Mis à jour le : 25 août 2022

Sandrine Chalet est psychologue et diplômée en psychothérapie Systémique et Stratégique, directement inspirée de l’École de Palo Alto. Elle a publié cette année un remarquable petit livre, Découvrir l'École de Palo Alto : une différence qui fait la différence. Cet ouvrage est à la fois bref et précis, simple et profond, accessible à tout public. Un peu comme l’approche systémique et stratégique, dont il résume la philosophie. 

Cette remontée à la source des pensées qui se sont rencontrées pour créer cette approche – cybernétique, théorie des systèmes, anthropologie, psychologie, entre autres ! – m’a enthousiasmée. Non seulement parce qu’elle revient sur des notions d’épistémologie à peine effleurées dans les cursus de formation à l’approche systémique. Mais aussi, parce qu’elle permet d’éclaircir un terme, « systémique », aujourd’hui employé à toutes les sauces.

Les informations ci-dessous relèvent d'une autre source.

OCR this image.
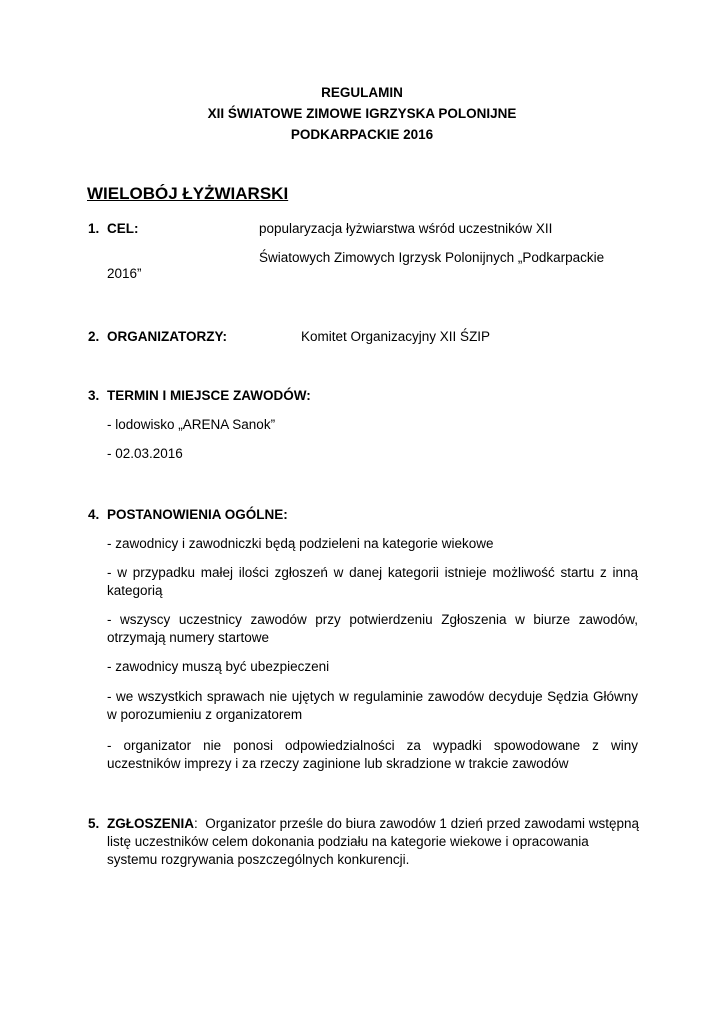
REGULAMIN
XII ŚWIATOWE ZIMOWE IGRZYSKA POLONIJNE
PODKARPACKIE 2016
WIELOBÓJ ŁYŻWIARSKI
1. CEL:	popularyzacja łyżwiarstwa wśród uczestników XII
Światowych Zimowych Igrzysk Polonijnych „Podkarpackie
2016”
2. ORGANIZATORZY:	Komitet Organizacyjny XII ŚZIP
3. TERMIN I MIEJSCE ZAWODÓW:
- lodowisko „ARENA Sanok”
- 02.03.2016
4. POSTANOWIENIA OGÓLNE:
- zawodnicy i zawodniczki będą podzieleni na kategorie wiekowe
- w przypadku małej ilości zgłoszeń w danej kategorii istnieje możliwość startu z inną kategorią
- wszyscy uczestnicy zawodów przy potwierdzeniu Zgłoszenia w biurze zawodów, otrzymają numery startowe
- zawodnicy muszą być ubezpieczeni
- we wszystkich sprawach nie ujętych w regulaminie zawodów decyduje Sędzia Główny w porozumieniu z organizatorem
- organizator nie ponosi odpowiedzialności za wypadki spowodowane z winy uczestników imprezy i za rzeczy zaginione lub skradzione w trakcie zawodów
5. ZGŁOSZENIA: Organizator prześle do biura zawodów 1 dzień przed zawodami wstępną
listę uczestników celem dokonania podziału na kategorie wiekowe i opracowania
systemu rozgrywania poszczególnych konkurencji.
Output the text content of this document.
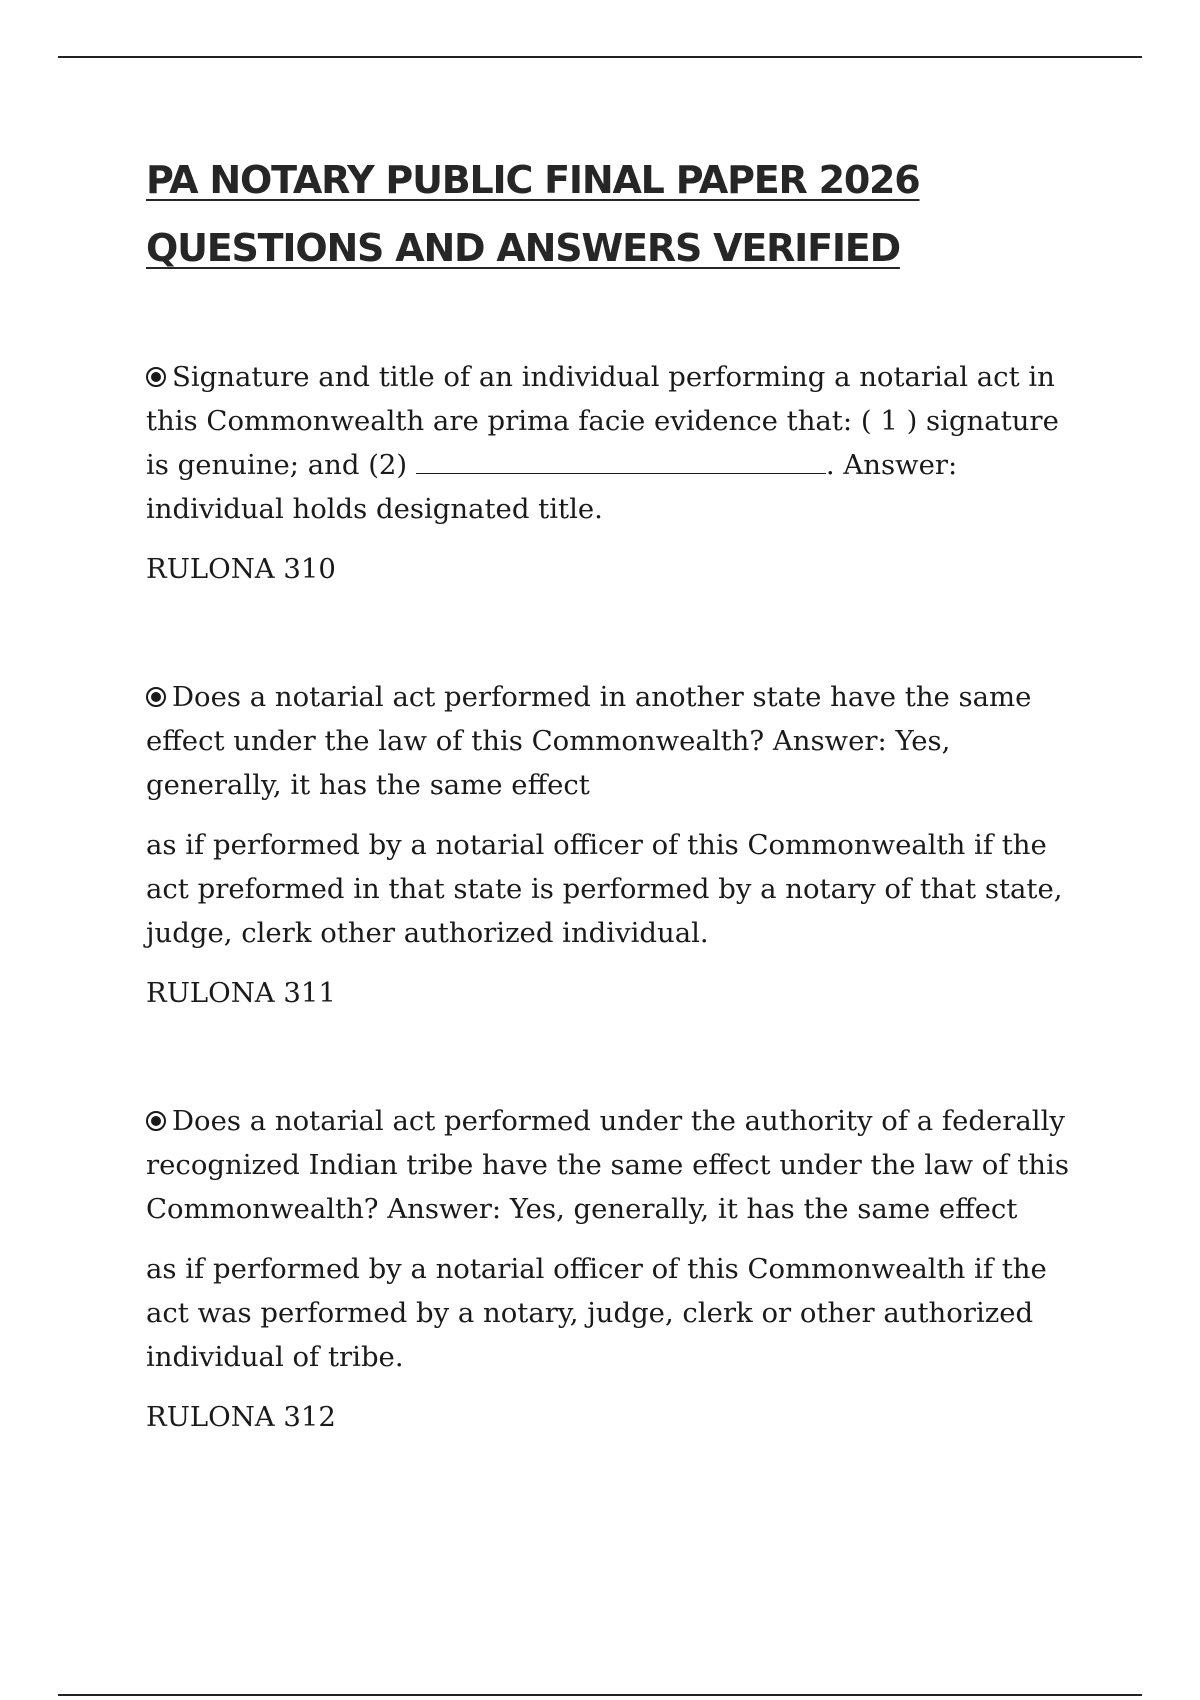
PA NOTARY PUBLIC FINAL PAPER 2026
QUESTIONS AND ANSWERS VERIFIED

Signature and title of an individual performing a notarial act in this Commonwealth are prima facie evidence that: ( 1 ) signature is genuine; and (2)	. Answer: individual holds designated title.

RULONA 310

Does a notarial act performed in another state have the same effect under the law of this Commonwealth? Answer: Yes, generally, it has the same effect

as if performed by a notarial officer of this Commonwealth if the act preformed in that state is performed by a notary of that state, judge, clerk other authorized individual.

RULONA 311

Does a notarial act performed under the authority of a federally recognized Indian tribe have the same effect under the law of this Commonwealth? Answer: Yes, generally, it has the same effect

as if performed by a notarial officer of this Commonwealth if the act was performed by a notary, judge, clerk or other authorized individual of tribe.

RULONA 312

Enfin, cette rencontre a mis en lumière quelque chose que vous ne trouverez pas dans le livre, du moins pas dans celui-là. L’efficacité de l’approche systémique de l’École de Palo Alto ne se limite pas à la relation d’aide. 

Entretien.

Qui es-tu, Sandrine Chalet ?

Tout d’abord, je suis une femme. Comme tu le sais, le monde de la littérature scientifique et philosophique est encore très masculin. C’est important pour moi d’y prendre une place et la parole en tant que femme. J’ai une quarantaine d’années, suis maman de 3 enfants et je vis dans les Alpes en Suisse romande, tout au bout du Lac Léman.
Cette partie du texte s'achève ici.